EN VENA
Especuladores

ROMAN PIÑA VALLS (*)

Ayer compareció ante la comisión de investigación del 11M el presidente ZP. Días antes lo sabíamos, pero para ayer ya lo habíamos olvidado porque toda nuestra atención la concentramos ayer en pleno de Calvià, en el esperado momento en que un pelotazo indecente iba a ser parado. Cuando escribo esto aún desconozco cómo ha acabado la película, una película inquietante y plagada de sobresaltos y manteles de pizzerías, como las de los gángsters. Aunque el sábado la noticia de que Delgado iba a detener el pelotazo nos sorprendió muy gratamente, todos esperábamos a que llegara la jornada histórica de ayer para ver y después creer. Por un día fuimos optimistas y confiamos en que aún quedan políticos con un cacho de vergüenza, un mínimo respeto por sus administrados, tipos como Delgado. Dicen que no hay político decente, que nuestra clase política es nefasta. No vamos a tirar cohetes porque creamos de repente que hay un partido que tiene las manos cien por cien limpias.
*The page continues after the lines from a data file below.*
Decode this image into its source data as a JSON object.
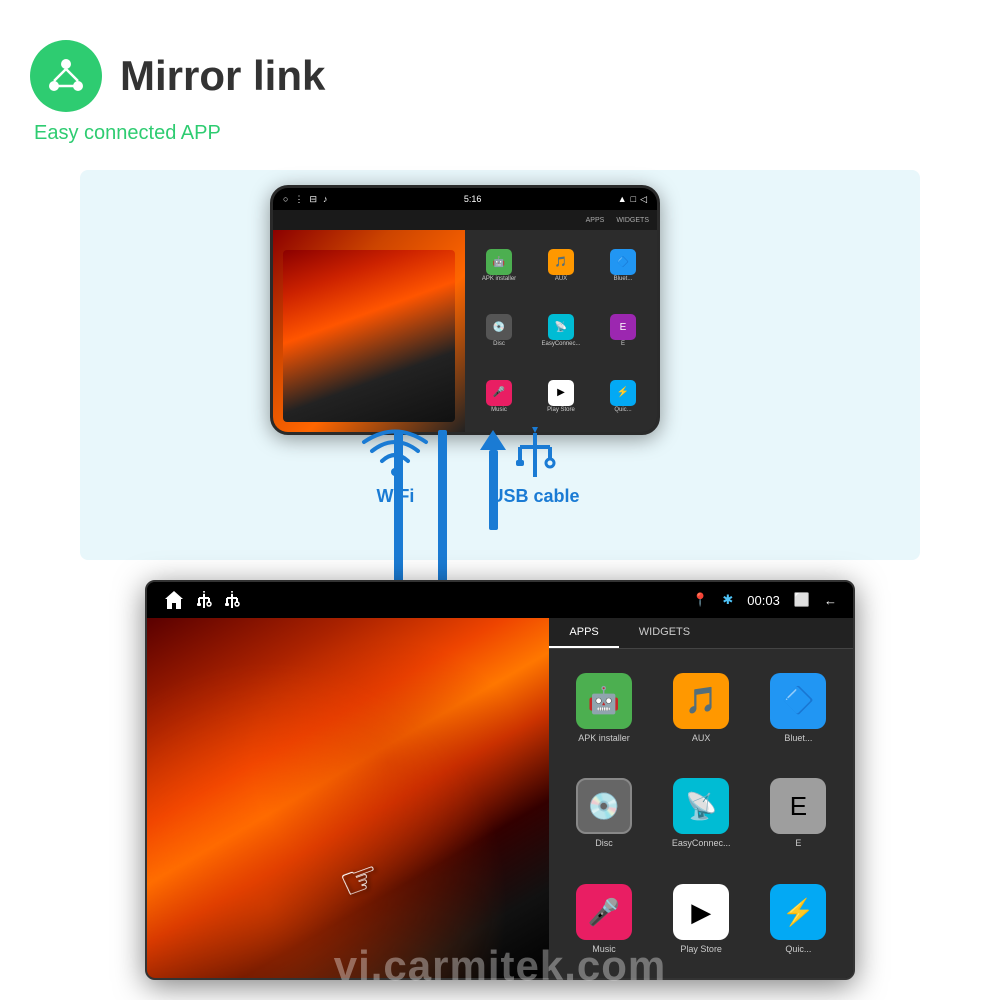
{
  "header": {
    "title": "Mirror link",
    "subtitle": "Easy connected APP",
    "icon_name": "mirror-link-icon"
  },
  "connection": {
    "wifi_label": "WiFi",
    "usb_label": "USB cable"
  },
  "phone": {
    "time": "5:16",
    "tabs": [
      "APPS",
      "WIDGETS"
    ],
    "apps": [
      {
        "label": "APK installer",
        "color": "#4CAF50",
        "icon": "🤖"
      },
      {
        "label": "AUX",
        "color": "#FF9800",
        "icon": "🎵"
      },
      {
        "label": "Bluet...",
        "color": "#2196F3",
        "icon": "🔷"
      },
      {
        "label": "Disc",
        "color": "#555",
        "icon": "💿"
      },
      {
        "label": "EasyConnec...",
        "color": "#00BCD4",
        "icon": "📡"
      },
      {
        "label": "E",
        "color": "#9C27B0",
        "icon": "E"
      },
      {
        "label": "Music",
        "color": "#E91E63",
        "icon": "🎤"
      },
      {
        "label": "Play Store",
        "color": "#fff",
        "icon": "▶"
      },
      {
        "label": "Quic...",
        "color": "#03A9F4",
        "icon": "⚡"
      }
    ]
  },
  "car_display": {
    "status_left": [
      "🏠",
      "⚡",
      "⚡"
    ],
    "status_right": [
      "📍",
      "🔵",
      "00:03",
      "⬜",
      "←"
    ],
    "tabs": [
      "APPS",
      "WIDGETS"
    ],
    "apps": [
      {
        "label": "APK installer",
        "color": "#4CAF50",
        "icon": "🤖"
      },
      {
        "label": "AUX",
        "color": "#FF9800",
        "icon": "🎵"
      },
      {
        "label": "Bluet...",
        "color": "#2196F3",
        "icon": "🔷"
      },
      {
        "label": "Disc",
        "color": "#555",
        "icon": "💿"
      },
      {
        "label": "EasyConnec...",
        "color": "#00BCD4",
        "icon": "📡"
      },
      {
        "label": "E",
        "color": "#9C27B0",
        "icon": "E"
      },
      {
        "label": "Music",
        "color": "#E91E63",
        "icon": "🎤"
      },
      {
        "label": "Play Store",
        "color": "#fff",
        "icon": "▶"
      },
      {
        "label": "Quic...",
        "color": "#03A9F4",
        "icon": "⚡"
      }
    ]
  },
  "watermark": {
    "text": "vi.carmitek.com"
  }
}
Pero es suficiente motivo para lanzar cohetes que alguien pare in extremis la desaparición de un bosque, la construcción de 400 casas en un área protegida y, especialmente, un negocio inmobiliario que es puro escándalo.
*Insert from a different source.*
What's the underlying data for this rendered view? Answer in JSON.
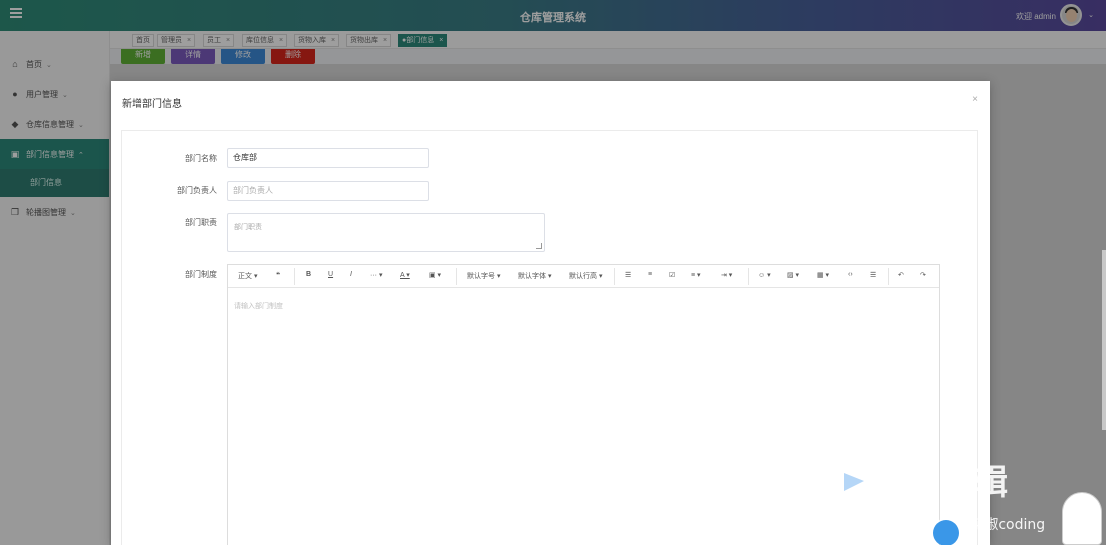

Por eso ayer el GOB y Amics de la Terra montaron un pollo a las puertas del Consell de Mallorca. Se presentaron cinco personas disfrazadas de empresarios del ladrillo, con sus trajes de gángster, sus gafas oscuras y unos maletines que escupían billetes, y brindaron con cava en la calle, ante una pancarta con el lema «Munar, los especuladores te damos las gracias». Los Amics de la Terra se disfrazaron por un día de Amics de la Pela. El intento de pelotazo no ha movilizado sólo a los de siempre. Delgado ha querido abortar el descarado proyecto de Boyero porque toda la sociedad, gente de todas las opciones políticas, de todos los pelajes sociales, ha sentido náuseas en público al contemplar la voracidad y la nocturnidad de un promotor tan mallorquinista: lo mismo va a Sevilla a levantar copas Davis con un paisano que enladrilla un pinar para convertirlo en pista de quick . No sé qué hacía Boyero en la final de la Davis, teniéndole tanta alergia como le tiene a la tierra, bat ida o con pinos.
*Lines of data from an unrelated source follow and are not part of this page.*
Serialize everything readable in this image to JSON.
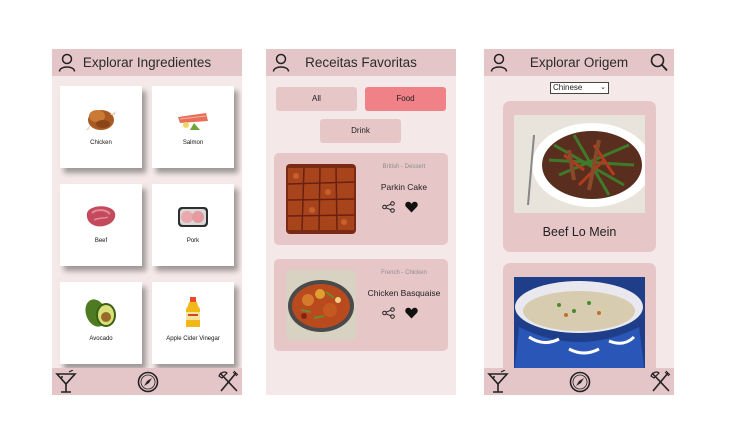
{
  "screen1": {
    "title": "Explorar Ingredientes",
    "ingredients": [
      {
        "name": "Chicken",
        "icon": "chicken-icon"
      },
      {
        "name": "Salmon",
        "icon": "salmon-icon"
      },
      {
        "name": "Beef",
        "icon": "beef-icon"
      },
      {
        "name": "Pork",
        "icon": "pork-icon"
      },
      {
        "name": "Avocado",
        "icon": "avocado-icon"
      },
      {
        "name": "Apple Cider Vinegar",
        "icon": "vinegar-bottle-icon"
      }
    ]
  },
  "screen2": {
    "title": "Receitas Favoritas",
    "filters": {
      "all": "All",
      "food": "Food",
      "drink": "Drink"
    },
    "active_filter": "Food",
    "favorites": [
      {
        "origin": "British - Dessert",
        "name": "Parkin Cake"
      },
      {
        "origin": "French - Chicken",
        "name": "Chicken Basquaise"
      }
    ]
  },
  "screen3": {
    "title": "Explorar Origem",
    "area_select": "Chinese",
    "meals": [
      {
        "name": "Beef Lo Mein"
      }
    ]
  },
  "colors": {
    "header": "#e5c6c8",
    "background": "#f4e8e8",
    "card": "#e7c6c8",
    "active": "#ef8187"
  }
}
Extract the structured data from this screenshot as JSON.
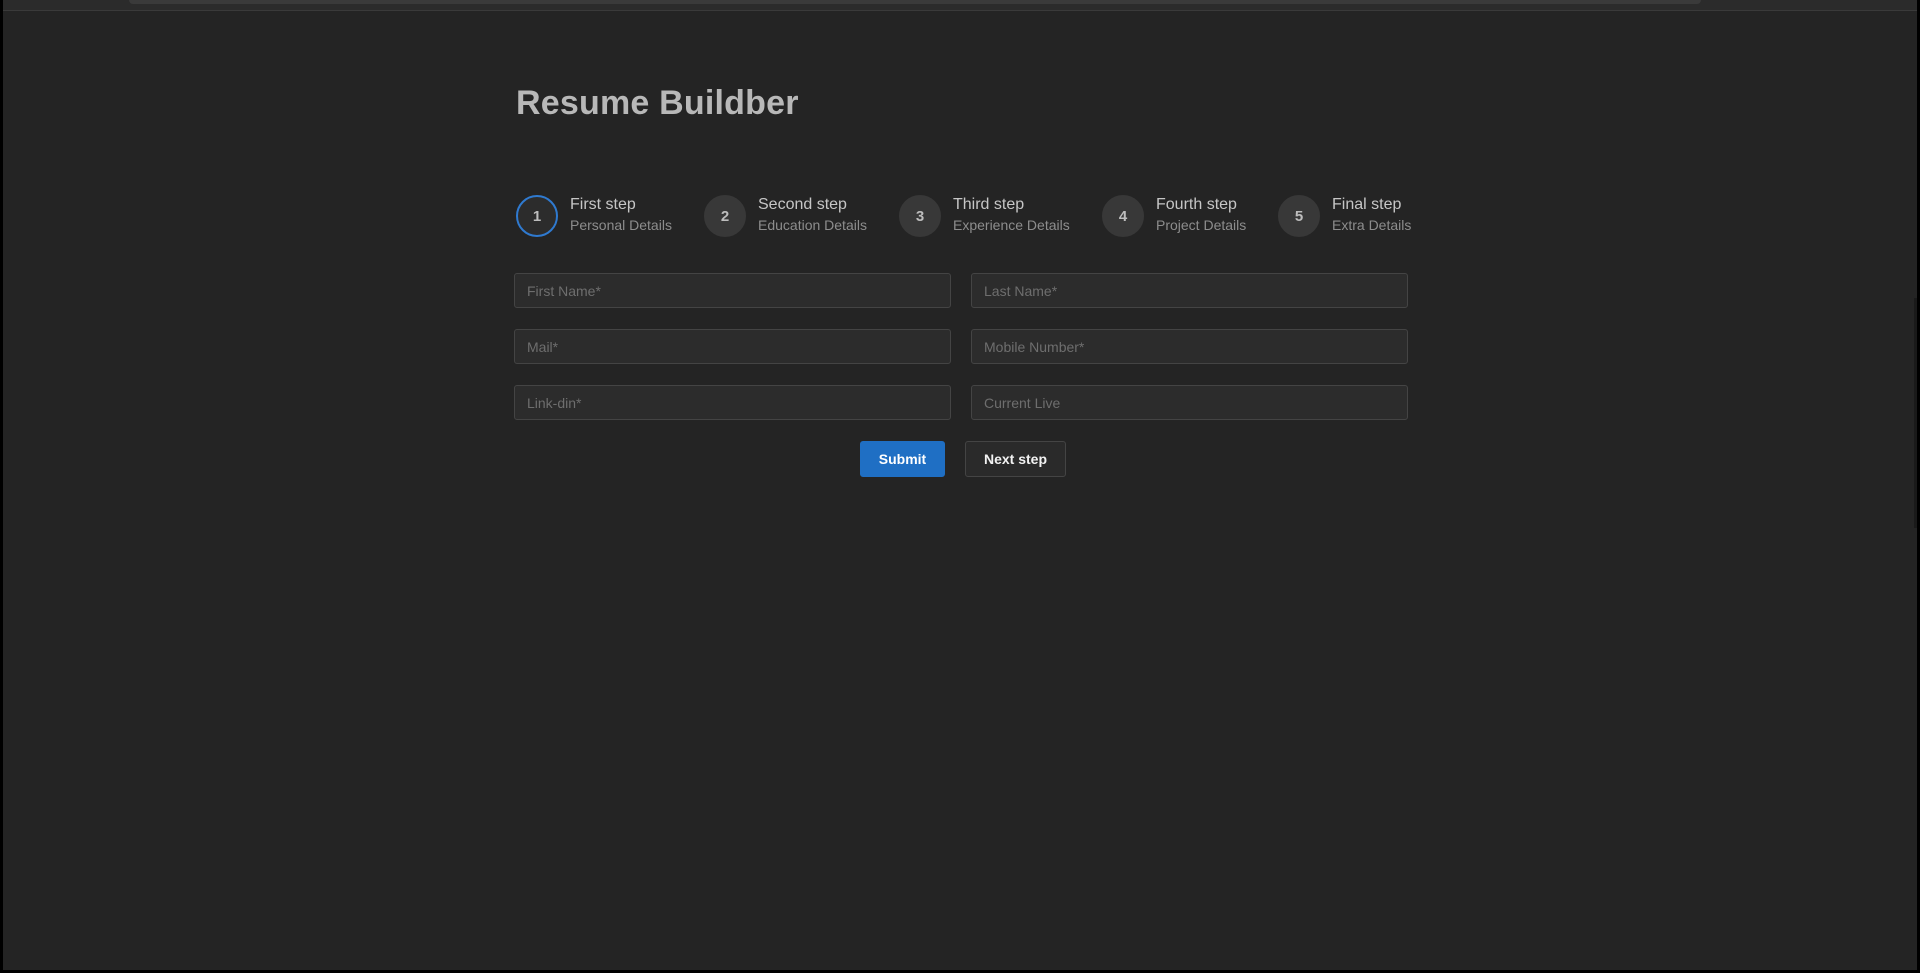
{
  "app": {
    "title": "Resume Buildber"
  },
  "steps": [
    {
      "number": "1",
      "title": "First step",
      "subtitle": "Personal Details",
      "active": true
    },
    {
      "number": "2",
      "title": "Second step",
      "subtitle": "Education Details",
      "active": false
    },
    {
      "number": "3",
      "title": "Third step",
      "subtitle": "Experience Details",
      "active": false
    },
    {
      "number": "4",
      "title": "Fourth step",
      "subtitle": "Project Details",
      "active": false
    },
    {
      "number": "5",
      "title": "Final step",
      "subtitle": "Extra Details",
      "active": false
    }
  ],
  "form": {
    "first_name": {
      "placeholder": "First Name*",
      "value": ""
    },
    "last_name": {
      "placeholder": "Last Name*",
      "value": ""
    },
    "mail": {
      "placeholder": "Mail*",
      "value": ""
    },
    "mobile": {
      "placeholder": "Mobile Number*",
      "value": ""
    },
    "linkedin": {
      "placeholder": "Link-din*",
      "value": ""
    },
    "current_live": {
      "placeholder": "Current Live",
      "value": ""
    }
  },
  "actions": {
    "submit_label": "Submit",
    "next_label": "Next step"
  },
  "colors": {
    "background": "#242424",
    "accent": "#1f6fc4",
    "active_step_ring": "#2f7ad0"
  }
}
Los especuladores es que tienen una especie de tenia en el cerebro. Su insaciabilidad les ha deformado la mandíbula y ya no pueden comer como los demás. Donde comen mil tipos normales, come un solo especulador. De las 180.000 viviendas que se pueden construir en Mallorca en los próximos diez años, nos preguntamos si tienen que hacerse porque hay necesidad de ellas o sólo para blanquear dinero. Los especuladores tendrían que aprender de Juan Planas , que ha cerrado su despacho para especular con las palabras, que no dan un duro. Su libro Fuera del tiempo es un laberinto de espejos. Los promotores ante el espejo no reflejan nada. Como los vampiros.